Banking on Culture

The Promissory Hotel revamps a historic bank building with 27 suite-style units and tons of charm.
The Promissory Hotel revamps a historic bank building with 27 suite-style units and tons of charm.

Roanoke’s First National Exchange Bank transforms into The Promissory Hotel, a luxury hotel with a music hall and Spanish-style restaurant that puts the city’s culture on center stage.

Photo above: The Promissory Hotel revamps a historic bank building with 27 suite-style units and tons of charm. Photos Courtesy of thepromissoryhotel.com

“What does a four-story grand hall in a functionally obsolete building mean in 2025?” That’s the question Lucas Thornton and his development firm, HistRe Partners, sought to answer three years ago when they acquired Roanoke’s historic First National Exchange Bank.

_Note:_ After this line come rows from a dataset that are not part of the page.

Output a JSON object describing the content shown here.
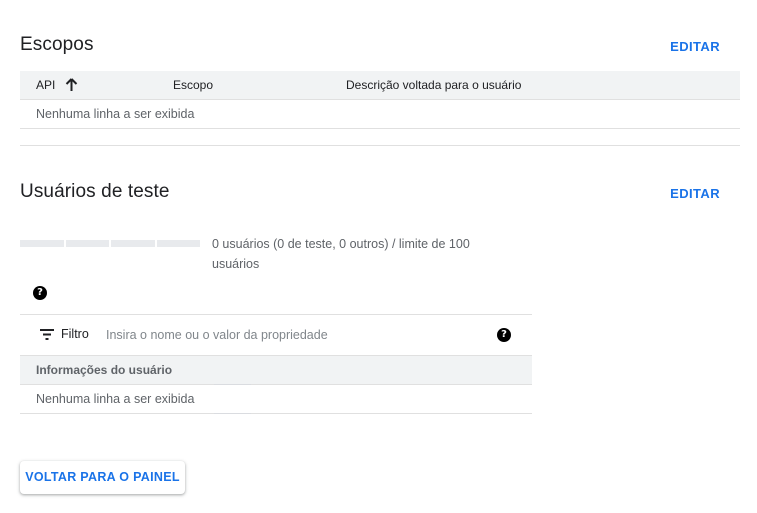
{
  "scopes": {
    "title": "Escopos",
    "edit_label": "EDITAR",
    "columns": [
      "API",
      "Escopo",
      "Descrição voltada para o usuário"
    ],
    "sorted_column": "API",
    "sort_direction": "ascending",
    "empty_text": "Nenhuma linha a ser exibida"
  },
  "test_users": {
    "title": "Usuários de teste",
    "edit_label": "EDITAR",
    "progress_fraction": 0,
    "progress_text": "0 usuários (0 de teste, 0 outros) / limite de 100 usuários",
    "filter": {
      "label": "Filtro",
      "placeholder": "Insira o nome ou o valor da propriedade"
    },
    "columns": [
      "Informações do usuário"
    ],
    "empty_text": "Nenhuma linha a ser exibida"
  },
  "back_button_label": "VOLTAR PARA O PAINEL",
  "colors": {
    "accent": "#1a73e8",
    "header_bg": "#f1f3f4",
    "progress_track": "#e8eaed"
  },
  "icons": [
    "arrow-up-icon",
    "help-icon",
    "filter-icon"
  ]
}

“The obvious and intimidating answer was a performance space. There was an opportunity to do something that really hasn’t been done in Roanoke but that Roanoke is well-primed: a music venue accommodating 1,000 people geared toward live music and standing shows.”

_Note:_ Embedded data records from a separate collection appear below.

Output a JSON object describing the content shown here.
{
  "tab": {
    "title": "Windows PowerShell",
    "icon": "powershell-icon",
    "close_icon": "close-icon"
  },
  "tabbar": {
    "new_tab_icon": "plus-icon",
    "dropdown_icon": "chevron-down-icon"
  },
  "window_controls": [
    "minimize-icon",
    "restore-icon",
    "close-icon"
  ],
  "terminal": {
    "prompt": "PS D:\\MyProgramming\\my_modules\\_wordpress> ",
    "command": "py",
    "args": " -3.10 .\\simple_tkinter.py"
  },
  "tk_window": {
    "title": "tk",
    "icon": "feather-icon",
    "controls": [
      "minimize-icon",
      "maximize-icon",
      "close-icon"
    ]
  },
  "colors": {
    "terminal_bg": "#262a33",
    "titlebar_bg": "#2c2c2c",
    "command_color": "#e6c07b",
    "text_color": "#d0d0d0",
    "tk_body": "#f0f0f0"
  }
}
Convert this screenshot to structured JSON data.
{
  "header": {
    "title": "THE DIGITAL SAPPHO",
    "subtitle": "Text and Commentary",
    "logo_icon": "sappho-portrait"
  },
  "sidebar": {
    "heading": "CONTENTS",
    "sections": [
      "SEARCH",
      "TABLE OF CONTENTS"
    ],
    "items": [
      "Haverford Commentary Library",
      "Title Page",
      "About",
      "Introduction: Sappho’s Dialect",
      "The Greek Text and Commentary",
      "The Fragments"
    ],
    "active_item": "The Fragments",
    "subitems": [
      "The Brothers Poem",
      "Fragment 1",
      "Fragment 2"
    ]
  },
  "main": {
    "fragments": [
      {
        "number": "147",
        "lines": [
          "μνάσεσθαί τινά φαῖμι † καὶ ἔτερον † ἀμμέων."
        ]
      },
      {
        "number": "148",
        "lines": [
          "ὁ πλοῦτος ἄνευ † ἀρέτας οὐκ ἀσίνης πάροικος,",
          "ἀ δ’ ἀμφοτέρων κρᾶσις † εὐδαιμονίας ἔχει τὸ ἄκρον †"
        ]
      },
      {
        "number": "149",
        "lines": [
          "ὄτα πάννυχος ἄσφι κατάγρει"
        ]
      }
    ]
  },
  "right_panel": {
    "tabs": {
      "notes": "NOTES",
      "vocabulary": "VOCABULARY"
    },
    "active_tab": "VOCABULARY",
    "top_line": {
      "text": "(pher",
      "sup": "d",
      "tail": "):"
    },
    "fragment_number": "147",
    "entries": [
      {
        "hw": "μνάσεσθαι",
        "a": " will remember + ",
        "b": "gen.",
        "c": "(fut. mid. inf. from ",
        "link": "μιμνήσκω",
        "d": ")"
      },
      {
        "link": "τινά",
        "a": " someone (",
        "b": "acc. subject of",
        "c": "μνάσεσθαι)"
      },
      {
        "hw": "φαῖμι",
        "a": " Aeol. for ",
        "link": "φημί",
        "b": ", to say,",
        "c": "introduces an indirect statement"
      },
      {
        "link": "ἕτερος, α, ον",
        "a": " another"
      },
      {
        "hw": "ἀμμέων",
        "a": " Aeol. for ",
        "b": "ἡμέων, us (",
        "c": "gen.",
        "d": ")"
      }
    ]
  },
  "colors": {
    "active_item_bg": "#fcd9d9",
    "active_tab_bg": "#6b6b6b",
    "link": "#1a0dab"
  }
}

“The project was intimidating because the room is so bright and loud. The one thing an artist hates more than anything is a badly-sounding building so we are really focused on making this room sound great.”

To help make this possible, Thornton partnered with John McBroom, President and CEO of Across The Way Productions, and Reid Henion, President of Stage Sound, to engineer acoustic treatments.

By producing a music venue for artists to stop in between D.C. and Charlotte or Nashville, Thornton wants to make it increasingly obvious and apparent to everyone in Virginia that Roanoke is Virginia’s music city.

Headlined by Grace Potter, The Exchange Music Hall opened its doors New Year’s Eve.

While the grand hall is The Exchange, the rest of the building will house The Promissory Hotel and ¡Suerte! Restaurant.

The Promissory will offer 27 suite-style hotel units with a four-story atrium to provide natural light inside a building which was built from the outside in.

Thornton worked with The National Park Service to keep the building’s historical relevance. As a result, each unit has its own charm and character with unique floor plans and interior features for a boutique hotel experience.

¡Suerte!, slated to open in early March, will be a Spanish-style restaurant with a complex menu featuring tapas for accessibility and affordability but also heartier dishes like paella.

“My first call was to JP Powell, who is one of the partners behind Lucky and Fortunato. I admire the way JP and Hunter [Johnson] have been able to pull the culinary and social experience of restaurants in Roanoke forward through creating ambiance. In all of their restaurants, there’s not a single TV, and that’s the kind of thing I wanted to do here.”

With all three projects, Thornton, a native Roanoker, hopes other locals see Roanoke the way he does: as a culturally relevant city.